Opinion
No. 43065.
November 5, 1956.
J. B. Nachman, Alexandria, A. D. Flowers, Jena, for relator.
Cameron C. Minard, Columbia, Martin S. Sanders, Jr., Olla, for respondents.
Upon application of Mrs. Bess T. Long, this Court issued an order directing that respondents, the Judge of the Twenty-eight Judicial District Court and the Sheriff of La Salle Parish, release relatrix on her own recognizance and show cause on October 2, 1956, why the relief prayed for should not be granted. The relatrix, under a writ of habeas corpus, was ordered incarcerated in the parish jail for a period of ten days or until she complies with the order of court, for failure to produce the body of the interdict Mrs. Eliza Taliaferro. She had served ten days in jail at the time of the filing of the application in this Court, and had been refused release by the district court. In her application, she contended that she had served the maximum sentence which could be imposed on her by law and that part of the judgment which sentenced her to jail until she complied with the order of the writ of habeas corpus was a nullity.
Since the submission of this case, this Court has taken under advisement an appeal from the interdiction of Mrs. Eliza T. Taliaferro, the person whose body the relatrix herein failed to produce and was sentenced therefor.
In an opinion handed down on this same day (November 5, 1956) in the suit entitled Interdiction of Taliaferro, 231 La. 394, 91 So.2d 578, we have dismissed the interdiction proceedings and hence the question of the legality of the sentence imposed in the habeas corpus proceeding is now moot. This Court on many other occasions has declined to decide moot questions. State v. Hayes, 199 La. 269, 5 So.2d 768; Pettingill v. Hills, Inc., 199 La. 557, 6 So.2d 660; Pellegrin v. City of Gretna, 222 La. 527, 62 So.2d 824; Freret Civil Association v. Orleans Parish School Board, 223 La. 407, 65 So.2d 893; Hirt v. City of New Orleans, 225 La. 589, 73 So.2d 471; State ex rel. Jackson v. Madden, 225 La. 786, 74 So.2d 29; Jefferson 7th Ward Social Club v. Grevemberg, 225 La. 607, 73 So.2d 777; Succession of Washington, 229 La. 862, 87 So.2d 9. What this Court said in the case of Pettingill v. Hills, Inc., supra, 199 La. at page 563, 6 So.2d at page 662, is appropriate herein: "It is the function of appellate courts to render judgments that can be made effective and not to give opinions on moot questions or abstract propositions from which no practical results can follow."
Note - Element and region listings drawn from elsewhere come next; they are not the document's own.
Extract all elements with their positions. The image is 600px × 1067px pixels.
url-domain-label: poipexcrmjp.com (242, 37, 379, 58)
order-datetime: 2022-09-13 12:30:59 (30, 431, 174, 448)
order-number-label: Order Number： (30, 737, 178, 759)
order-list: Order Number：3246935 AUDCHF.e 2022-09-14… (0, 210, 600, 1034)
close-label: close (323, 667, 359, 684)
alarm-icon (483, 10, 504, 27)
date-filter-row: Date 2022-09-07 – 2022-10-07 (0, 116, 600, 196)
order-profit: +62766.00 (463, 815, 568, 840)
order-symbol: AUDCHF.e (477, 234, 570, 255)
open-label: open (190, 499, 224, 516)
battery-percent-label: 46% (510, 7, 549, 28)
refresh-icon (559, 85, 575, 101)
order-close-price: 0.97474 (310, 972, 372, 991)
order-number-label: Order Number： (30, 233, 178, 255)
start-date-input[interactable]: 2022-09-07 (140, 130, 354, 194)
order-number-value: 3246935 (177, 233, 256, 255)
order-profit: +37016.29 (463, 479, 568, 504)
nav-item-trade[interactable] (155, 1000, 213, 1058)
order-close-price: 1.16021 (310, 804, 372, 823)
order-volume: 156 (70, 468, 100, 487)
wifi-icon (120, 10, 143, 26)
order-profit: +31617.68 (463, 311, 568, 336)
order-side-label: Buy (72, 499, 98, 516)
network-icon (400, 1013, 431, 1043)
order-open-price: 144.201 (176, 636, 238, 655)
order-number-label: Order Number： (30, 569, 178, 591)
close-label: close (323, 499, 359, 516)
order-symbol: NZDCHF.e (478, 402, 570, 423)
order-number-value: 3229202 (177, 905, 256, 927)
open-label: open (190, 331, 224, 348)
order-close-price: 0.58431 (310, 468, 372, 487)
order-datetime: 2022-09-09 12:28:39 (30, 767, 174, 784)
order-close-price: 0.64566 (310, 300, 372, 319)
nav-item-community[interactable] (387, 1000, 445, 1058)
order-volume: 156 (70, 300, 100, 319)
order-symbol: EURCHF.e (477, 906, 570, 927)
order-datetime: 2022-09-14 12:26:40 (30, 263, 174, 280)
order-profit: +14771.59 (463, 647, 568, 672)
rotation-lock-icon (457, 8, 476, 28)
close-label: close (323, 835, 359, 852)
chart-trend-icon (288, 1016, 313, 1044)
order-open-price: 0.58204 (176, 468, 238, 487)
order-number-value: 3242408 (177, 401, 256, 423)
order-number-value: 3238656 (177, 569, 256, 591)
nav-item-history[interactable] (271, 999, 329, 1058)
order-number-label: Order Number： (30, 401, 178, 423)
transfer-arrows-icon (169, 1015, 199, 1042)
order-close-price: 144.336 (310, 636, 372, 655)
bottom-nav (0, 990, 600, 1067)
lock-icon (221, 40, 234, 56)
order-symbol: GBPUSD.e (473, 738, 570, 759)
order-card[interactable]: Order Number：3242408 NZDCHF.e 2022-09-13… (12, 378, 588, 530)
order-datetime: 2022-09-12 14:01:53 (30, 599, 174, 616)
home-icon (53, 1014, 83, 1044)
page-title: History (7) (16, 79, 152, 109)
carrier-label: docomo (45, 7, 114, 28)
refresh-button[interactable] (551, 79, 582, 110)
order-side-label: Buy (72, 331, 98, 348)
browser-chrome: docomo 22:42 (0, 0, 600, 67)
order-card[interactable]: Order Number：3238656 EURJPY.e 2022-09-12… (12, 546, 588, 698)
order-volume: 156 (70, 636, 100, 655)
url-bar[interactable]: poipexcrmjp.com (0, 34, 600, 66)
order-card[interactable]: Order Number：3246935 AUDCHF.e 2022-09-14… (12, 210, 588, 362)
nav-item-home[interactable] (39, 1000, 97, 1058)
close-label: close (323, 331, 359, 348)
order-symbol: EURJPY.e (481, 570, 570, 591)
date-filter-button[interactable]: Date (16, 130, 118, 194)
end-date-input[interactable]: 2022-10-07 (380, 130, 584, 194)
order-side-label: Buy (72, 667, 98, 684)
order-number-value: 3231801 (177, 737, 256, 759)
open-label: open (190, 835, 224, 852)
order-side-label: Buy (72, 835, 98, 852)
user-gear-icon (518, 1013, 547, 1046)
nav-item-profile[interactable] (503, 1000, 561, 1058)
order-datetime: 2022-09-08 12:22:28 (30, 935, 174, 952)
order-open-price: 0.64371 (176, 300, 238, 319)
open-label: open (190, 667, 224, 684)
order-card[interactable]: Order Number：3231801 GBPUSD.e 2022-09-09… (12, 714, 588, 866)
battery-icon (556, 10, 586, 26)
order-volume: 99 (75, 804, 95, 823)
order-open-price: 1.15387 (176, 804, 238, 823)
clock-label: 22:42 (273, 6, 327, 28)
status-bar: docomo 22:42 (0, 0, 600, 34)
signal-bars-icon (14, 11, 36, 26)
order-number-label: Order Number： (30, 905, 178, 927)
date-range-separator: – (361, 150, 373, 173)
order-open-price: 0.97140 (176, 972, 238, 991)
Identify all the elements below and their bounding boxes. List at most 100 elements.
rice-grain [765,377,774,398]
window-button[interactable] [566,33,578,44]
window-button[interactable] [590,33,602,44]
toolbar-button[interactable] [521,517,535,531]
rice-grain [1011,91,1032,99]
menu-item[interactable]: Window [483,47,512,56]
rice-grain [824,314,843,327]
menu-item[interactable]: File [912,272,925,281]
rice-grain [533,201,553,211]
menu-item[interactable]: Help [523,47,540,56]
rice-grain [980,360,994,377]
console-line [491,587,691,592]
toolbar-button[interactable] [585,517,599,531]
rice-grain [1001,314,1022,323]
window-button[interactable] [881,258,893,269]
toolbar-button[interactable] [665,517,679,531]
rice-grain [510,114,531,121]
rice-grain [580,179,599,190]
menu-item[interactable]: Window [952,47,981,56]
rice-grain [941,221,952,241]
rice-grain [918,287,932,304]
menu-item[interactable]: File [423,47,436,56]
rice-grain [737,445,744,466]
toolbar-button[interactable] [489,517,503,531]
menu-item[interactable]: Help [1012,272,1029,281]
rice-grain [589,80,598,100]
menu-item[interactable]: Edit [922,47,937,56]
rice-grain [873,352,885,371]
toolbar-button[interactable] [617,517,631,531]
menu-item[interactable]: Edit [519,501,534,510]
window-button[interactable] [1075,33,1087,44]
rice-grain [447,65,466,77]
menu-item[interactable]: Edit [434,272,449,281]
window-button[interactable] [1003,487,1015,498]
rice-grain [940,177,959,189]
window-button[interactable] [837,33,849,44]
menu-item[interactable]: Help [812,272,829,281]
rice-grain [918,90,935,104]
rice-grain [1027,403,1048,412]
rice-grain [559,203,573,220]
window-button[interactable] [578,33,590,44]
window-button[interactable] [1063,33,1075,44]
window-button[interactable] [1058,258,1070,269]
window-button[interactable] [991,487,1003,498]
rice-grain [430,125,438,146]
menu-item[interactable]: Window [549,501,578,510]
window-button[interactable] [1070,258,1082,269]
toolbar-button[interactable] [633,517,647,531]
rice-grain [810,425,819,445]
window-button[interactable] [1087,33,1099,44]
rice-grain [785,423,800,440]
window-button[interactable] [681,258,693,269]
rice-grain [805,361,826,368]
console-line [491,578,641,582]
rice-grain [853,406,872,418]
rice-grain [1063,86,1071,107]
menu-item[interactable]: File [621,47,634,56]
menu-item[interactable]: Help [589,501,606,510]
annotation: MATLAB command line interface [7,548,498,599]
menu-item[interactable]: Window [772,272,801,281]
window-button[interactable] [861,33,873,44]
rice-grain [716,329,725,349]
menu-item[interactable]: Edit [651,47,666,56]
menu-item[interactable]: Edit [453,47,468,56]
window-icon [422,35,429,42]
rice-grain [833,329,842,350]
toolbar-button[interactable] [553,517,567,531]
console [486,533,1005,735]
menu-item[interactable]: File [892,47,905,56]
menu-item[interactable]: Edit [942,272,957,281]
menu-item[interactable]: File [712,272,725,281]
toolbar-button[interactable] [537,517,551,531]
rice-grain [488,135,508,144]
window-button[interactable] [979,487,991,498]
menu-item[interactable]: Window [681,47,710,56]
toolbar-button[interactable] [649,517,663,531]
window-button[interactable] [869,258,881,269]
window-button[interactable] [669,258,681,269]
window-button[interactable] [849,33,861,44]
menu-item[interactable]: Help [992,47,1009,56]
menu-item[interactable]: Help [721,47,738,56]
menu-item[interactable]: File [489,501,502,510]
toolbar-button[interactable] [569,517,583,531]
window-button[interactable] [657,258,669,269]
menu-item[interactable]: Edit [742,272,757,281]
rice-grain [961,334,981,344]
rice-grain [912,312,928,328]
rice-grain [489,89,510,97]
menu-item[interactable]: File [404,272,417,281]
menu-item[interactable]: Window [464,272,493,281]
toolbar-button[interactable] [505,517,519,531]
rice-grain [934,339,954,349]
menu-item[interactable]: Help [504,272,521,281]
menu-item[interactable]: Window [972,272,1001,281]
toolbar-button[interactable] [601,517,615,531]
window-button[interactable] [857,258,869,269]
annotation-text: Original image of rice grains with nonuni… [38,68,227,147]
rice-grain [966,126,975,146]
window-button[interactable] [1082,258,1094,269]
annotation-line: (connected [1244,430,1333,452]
It necessarily follows, since the interdiction proceedings have been dismissed, the relatrix herein could not be sentenced for failure to produce the body of the interdict and any opinion we might render concerning the validity of that judgment would be abstract and without effect.
For the reasons assigned, the writ of habeas corpus is made absolute, the conviction and sentence are set aside, and the relatrix is hereby ordered discharged.
SIMON, J., dissents.
The judgment rendered by the majority of the court in this case is at this time premature for the reason that the judgment in the case of Interdiction of Taliaferro, 231 La. 394, 91 So.2d 578, is not yet final, the decision in that case being rendered on this day.